I arrived on Thursday afternoon and left at lunchtime on Saturday. I saw only one lecture - Michael Weber - but had to leave before another friend lectured immediately after.
I spent my time meeting friends before doing a couple of laps of the dealer's room.
The purpose of this post is to point out my observation that one day at the convention felt a lot like the old days, when the dealers were only open on a Sunday, and there was a sense of urgency about finding something new and exciting.
There was a need to keep an eye on the clock and make it to the coffee shop on time to meet people. Getting round the dealers room demanded more attention and a firm decision when something attracted my eye.
In short, it felt like the old days and I really enjoyed it. Three days always gives attendees too much time to wander around and become overly familiar and complacent with the dealers.

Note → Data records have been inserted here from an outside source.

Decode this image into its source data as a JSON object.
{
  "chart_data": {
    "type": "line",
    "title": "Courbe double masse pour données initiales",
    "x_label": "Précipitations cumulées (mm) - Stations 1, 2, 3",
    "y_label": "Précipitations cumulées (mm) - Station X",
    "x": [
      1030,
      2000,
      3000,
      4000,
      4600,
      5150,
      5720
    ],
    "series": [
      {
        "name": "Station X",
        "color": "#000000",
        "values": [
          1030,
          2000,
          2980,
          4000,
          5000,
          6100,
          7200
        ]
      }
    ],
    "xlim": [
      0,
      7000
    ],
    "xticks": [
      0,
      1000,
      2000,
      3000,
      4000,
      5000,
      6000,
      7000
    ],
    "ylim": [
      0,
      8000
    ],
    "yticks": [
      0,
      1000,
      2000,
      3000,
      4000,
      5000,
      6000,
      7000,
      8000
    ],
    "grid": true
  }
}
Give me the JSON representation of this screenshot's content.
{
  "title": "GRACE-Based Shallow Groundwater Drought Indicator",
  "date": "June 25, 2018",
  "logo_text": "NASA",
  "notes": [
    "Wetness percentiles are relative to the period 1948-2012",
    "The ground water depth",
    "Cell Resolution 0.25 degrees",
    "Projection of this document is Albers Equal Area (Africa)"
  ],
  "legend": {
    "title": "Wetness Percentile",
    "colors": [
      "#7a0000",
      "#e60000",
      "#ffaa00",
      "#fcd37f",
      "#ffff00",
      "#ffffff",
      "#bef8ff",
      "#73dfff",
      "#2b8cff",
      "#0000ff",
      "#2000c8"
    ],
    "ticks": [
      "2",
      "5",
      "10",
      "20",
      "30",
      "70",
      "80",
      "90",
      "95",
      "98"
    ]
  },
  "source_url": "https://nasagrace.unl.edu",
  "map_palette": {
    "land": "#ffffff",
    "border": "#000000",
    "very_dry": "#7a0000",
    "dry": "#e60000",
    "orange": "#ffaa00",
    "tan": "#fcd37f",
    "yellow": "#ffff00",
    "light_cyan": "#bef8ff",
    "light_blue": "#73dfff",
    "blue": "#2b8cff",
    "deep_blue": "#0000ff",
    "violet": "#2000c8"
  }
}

Decisions are put off and often shelved. There isn't that hunger or immediacy that existed when we had just eight hours to find that diamond in the rough.
Two days might be the perfect number but three (and five or six at FISM) just feels too much in my humble opinion.
So, I had a great time for the first time in years. I always enjoy it, really, but I'm usually very, very tired of it all when I leave. This time I left wanting a bit more and I think that's the secret to everything.
It seemed a little quiet this year. Perhaps because I didn't see the full Saturday crowd and am missing the Sunday crowd.
As usual, I avoided the Ruskin. It's a dreadful place for a convention headquarters.
The world's largest convention, in the smallest hotel with much of it closed off until the crush becomes nearly unbearable. I miss the old hotel every time I go near the Ruskin. Even if you skip the shows and go to the hotel, they refuse to open the function rooms until everyone else arrives and you're forced to fight for a drab corner of the room.
Criticism aside, Blackpool Magician's Convention remains unique. The town has improved and there are plenty of places for decent food, though the roaming gangs of drunks still infest the town at night.
As a marketplace for magic, it delivered a lot of terrific effects to watch but, as usual, I found little to buy other than some old books, props and puzzles. Despite everything negative being said, the Blackpool Convention deserves to be recognized as a great institution and I would miss a year without it, but will probably stick to visiting for just one day and wishing I'd stayed for more.